Students at the university were required to memorize the Qur’an and become proficient in Arabic, as it served as both the university’s common language and Timbuktu’s commercial tongue. The highest degree, akin to a Ph.D., typically demanded a decade of study. During graduation, students had to wear a traditional turban symbolizing ‘Allah,’ representing divine light, wisdom, knowledge, and moral excellence. Graduates were also expected to exhibit outstanding character, uphold Islamic values, and prioritize education before receiving their graduation invitation.
Scholars in the Islamic Golden Age at an Abbasid library in Baghdad, illustration by Yahyá al-Wasiti, 1237. Photo: Zereshk
By the early 14th century CE, the school had transformed into a fully staffed madrasa, boasting the largest book collection in Africa since the Library of Alexandria. When the Songhai Empire, led by Askia Muhammad, ascended at the beginning of the 16th century, it marked the golden age of Sankoré madrasa, attracting scholars from places as distant as Cairo and Syria. At one point, it enrolled more foreign students than New York University in 2008!
During this period, the quality of education at Sankoré University in Timbuktu surpassed many other Islamic centers globally. The trade in books within the Islamic world was a significant aspect of the university, resulting in a vast number of manuscripts. Sankoré Madrasa could accommodate 25,000 students (in a city of 100,000 people) and boasted one of the world’s largest libraries, containing between 400,000 and 700,000 manuscripts, some of which have survived to this day.

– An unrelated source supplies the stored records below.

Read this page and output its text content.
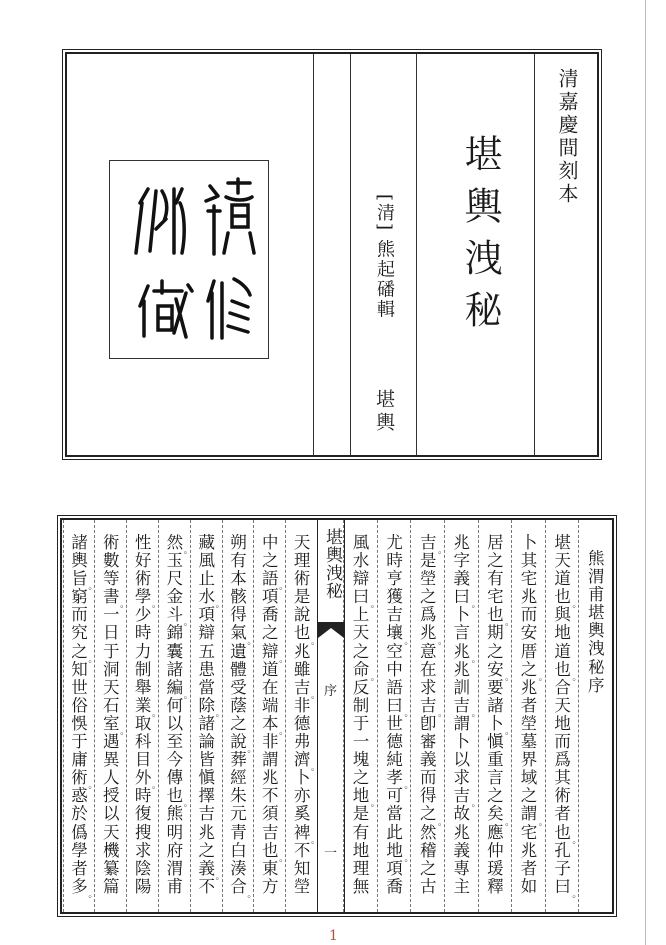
清嘉慶間刻本
堪輿洩秘
[清] 熊起磻輯
堪輿
熊
渭
甫
堪
輿
洩
秘
序
堪
天
道
也 。
與
地
道
也 。
合
天
地
而
爲
其
術
者
也 。
孔
子
曰 。
卜
其
宅
兆
而
安
厝
之 。
兆
者
塋
墓
界
域
之
謂 。
宅
兆
者
如
居
之
有
宅
也 。
期
之
安 。
要
諸
卜 。
愼
重
言
之
矣 。
應
仲
瑗
釋
兆
字
義
曰 。
卜
言
兆 。
兆
訓
吉 。
謂
卜
以
求
吉 。
故
兆
義
專
主
吉 。
是
塋
之
爲
兆 。
意
在
求
吉 。
卽
審
義
而
得
之 。
然
稽
之
古
尤
時
亨
獲
吉
壤 。
空
中
語
曰 。
世
德
純
孝 。
可
當
此
地 。
項
喬
風
水
辯
曰 。
上
天
之
命 。
反
制
于
一
塊
之
地 。
是
有
地
理
無
天
理
術
是
說
也 。
兆
雖
吉 。
非
德
弗
濟 。
卜
亦
奚
裨 。
不
知
塋
中
之
語 。
項
喬
之
辯 。
道
在
端
本 。
非
謂
兆
不
須
吉
也 。
東
方
朔
有
本
骸
得
氣 。
遺
體
受
蔭
之
說 。
葬
經
朱
元
青
白
湊
合 。
藏
風
止
水 。
項
辯
五
患
當
除 。
諸
論
皆
愼
擇
吉
兆
之
義 。
不
然 。
玉
尺
金
斗 。
錦
囊
諸
編 。
何
以
至
今
傳
也 。
熊
明
府
渭
甫
性
好
術
學 。
少
時
力
制
舉
業 。
取
科
目
外 。
時
復
搜
求
陰
陽
術
數
等
書 。
一
日
于
洞
天
石
室 。
遇
異
人
授
以
天
機
纂
篇
諸
輿
旨 。
窮
而
究
之 。
知
世
俗
悞
于
庸
術 。
惑
於
僞
學
者
多 。
堪輿洩秘
序
一
1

Extent of the Songhai Empire. Image: Presse03
Sankoré University was a source of pride and inspiration for many African scholars, leaders, and travelers. It attracted students from all over West Africa and beyond, who came to seek knowledge and wisdom from its eminent professors, and produced some of the most influential figures in African history.

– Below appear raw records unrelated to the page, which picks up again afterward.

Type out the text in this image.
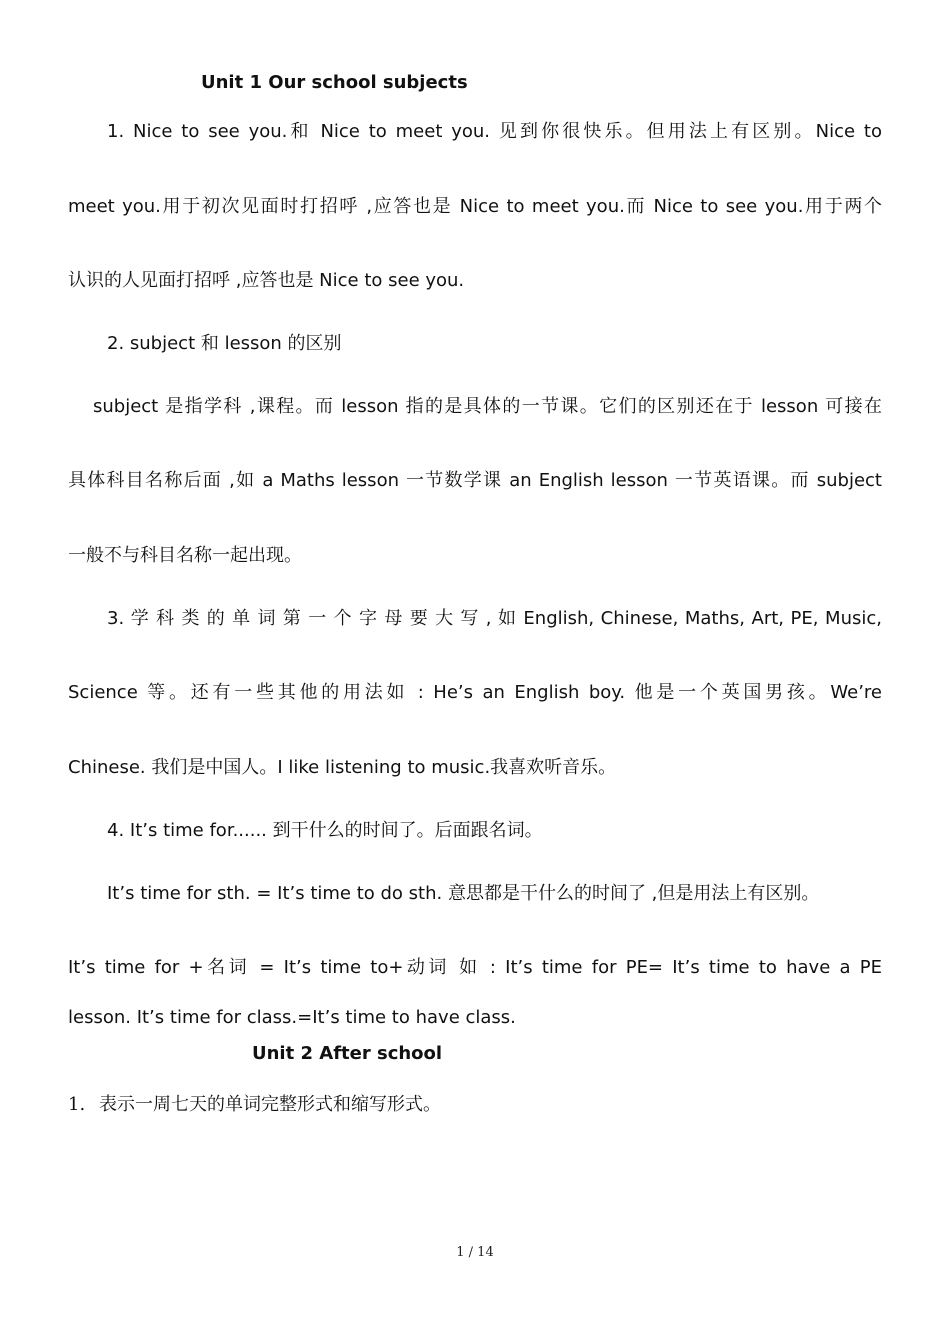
Unit 1 Our school subjects
1. Nice to see you.和 Nice to meet you. 见到你很快乐。但用法上有区别。Nice to
meet you.用于初次见面时打招呼 ,应答也是 Nice to meet you.而 Nice to see you.用于两个
认识的人见面打招呼 ,应答也是 Nice to see you.
2. subject 和 lesson 的区别
subject 是指学科 ,课程。而 lesson 指的是具体的一节课。它们的区别还在于 lesson 可接在
具体科目名称后面 ,如 a Maths lesson 一节数学课 an English lesson 一节英语课。而 subject
一般不与科目名称一起出现。
3. 学 科 类 的 单 词 第 一 个 字 母 要 大 写 , 如 English, Chinese, Maths, Art, PE, Music,
Science 等。还有一些其他的用法如 : He’s an English boy. 他是一个英国男孩。We’re
Chinese. 我们是中国人。I like listening to music.我喜欢听音乐。
4. It’s time for...... 到干什么的时间了。后面跟名词。
It’s time for sth. = It’s time to do sth. 意思都是干什么的时间了 ,但是用法上有区别。
It’s time for +名词 = It’s time to+动词 如 : It’s time for PE= It’s time to have a PE
lesson. It’s time for class.=It’s time to have class.
Unit 2 After school
1. 表示一周七天的单词完整形式和缩写形式。
1 / 14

However, in 1591 AD, Ahmad al-Mansur of Morocco invaded Songhai after the Battle of Tondibi, looting its riches, including the Sankoré Madrasa, which marked the beginning of a long decline for West African states.

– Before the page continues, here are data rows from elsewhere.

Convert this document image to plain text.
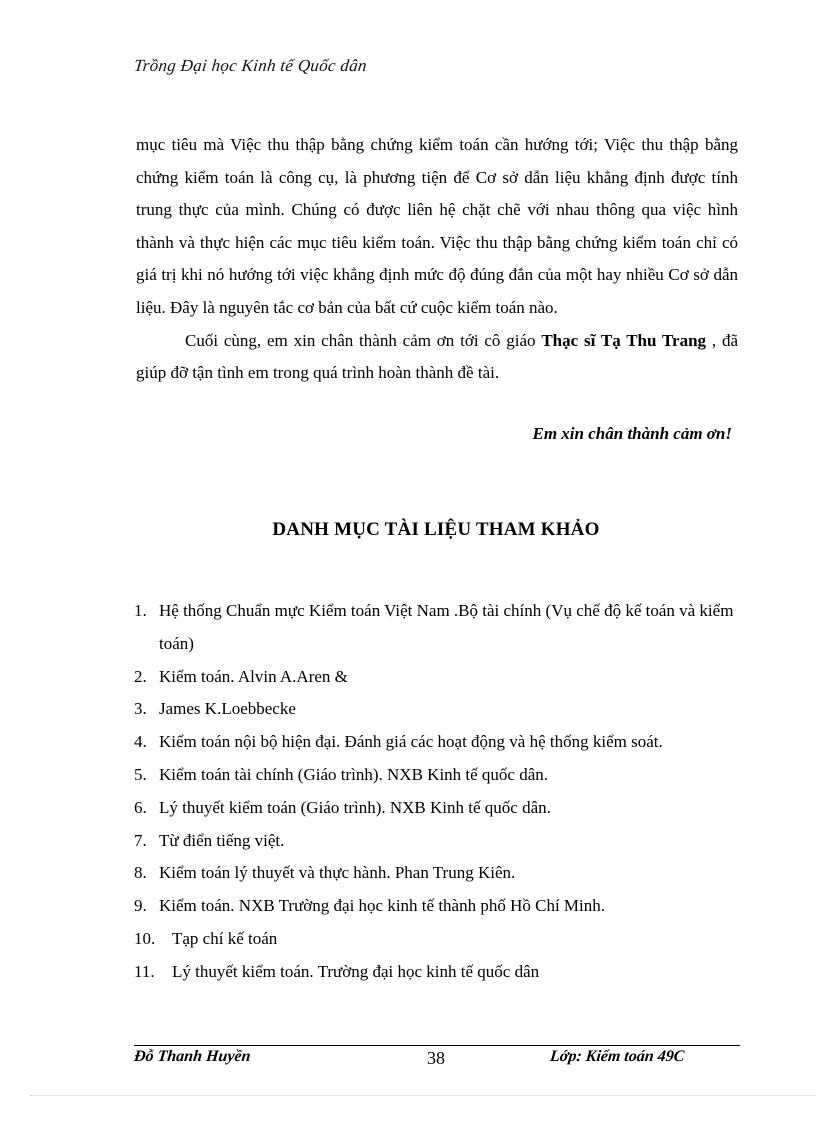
Trồng Đại học Kinh tế Quốc dân

mục tiêu mà Việc thu thập bằng chứng kiểm toán cần hướng tới; Việc thu thập bằng chứng kiểm toán là công cụ, là phương tiện để Cơ sở dẫn liệu khẳng định được tính trung thực của mình. Chúng có được liên hệ chặt chẽ với nhau thông qua việc hình thành và thực hiện các mục tiêu kiểm toán. Việc thu thập bằng chứng kiểm toán chỉ có giá trị khi nó hướng tới việc khẳng định mức độ đúng đắn của một hay nhiều Cơ sở dẫn liệu. Đây là nguyên tắc cơ bản của bất cứ cuộc kiểm toán nào.

Cuối cùng, em xin chân thành cảm ơn tới cô giáo Thạc sĩ Tạ Thu Trang , đã giúp đỡ tận tình em trong quá trình hoàn thành đề tài.

Em xin chân thành cảm ơn!
DANH MỤC TÀI LIỆU THAM KHẢO
1. Hệ thống Chuẩn mực Kiểm toán Việt Nam .Bộ tài chính (Vụ chế độ kế toán và kiểm toán)
2. Kiểm toán. Alvin A.Aren &
3. James K.Loebbecke
4. Kiểm toán nội bộ hiện đại. Đánh giá các hoạt động và hệ thống kiểm soát.
5. Kiểm toán tài chính (Giáo trình). NXB Kinh tế quốc dân.
6. Lý thuyết kiểm toán (Giáo trình). NXB Kinh tế quốc dân.
7. Từ điển tiếng việt.
8. Kiểm toán lý thuyết và thực hành. Phan Trung Kiên.
9. Kiểm toán. NXB Trường đại học kinh tế thành phố Hồ Chí Minh.
10. Tạp chí kế toán
11.	Lý thuyết kiểm toán. Trường đại học kinh tế quốc dân
Đỗ Thanh Huyền	38	Lớp: Kiểm toán 49C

Sankoré Mosque and University in 1893. Photo: Louis Archinard (1850-1932)
In recent times, the Sankoré Madrasa’s integrity has been endangered by urbanization, contemporary construction, and the Ahmad Baba Center’s construction, leading to irreversible damage, flooding, and insufficient restoration. Traditional building techniques are also at risk. Fortunately, government-funded restoration and protection committees are now working to prevent further harm.
In its prime, Sankoré University was a shining example of the achievements of African civilization in the fields of education, culture, and science. It was also a testament to the values of tolerance, diversity, and intellectual freedom that characterized Islamic civilization at its best.
Today, Sankoré University is facing a range of threats from the outside world. Let’s hope it will be preserved for future generations. Photo: Senani P
Today, despite all the hardships it had endured, the university is still standing as a symbol of Timbuktu’s glorious past and a hope for its future.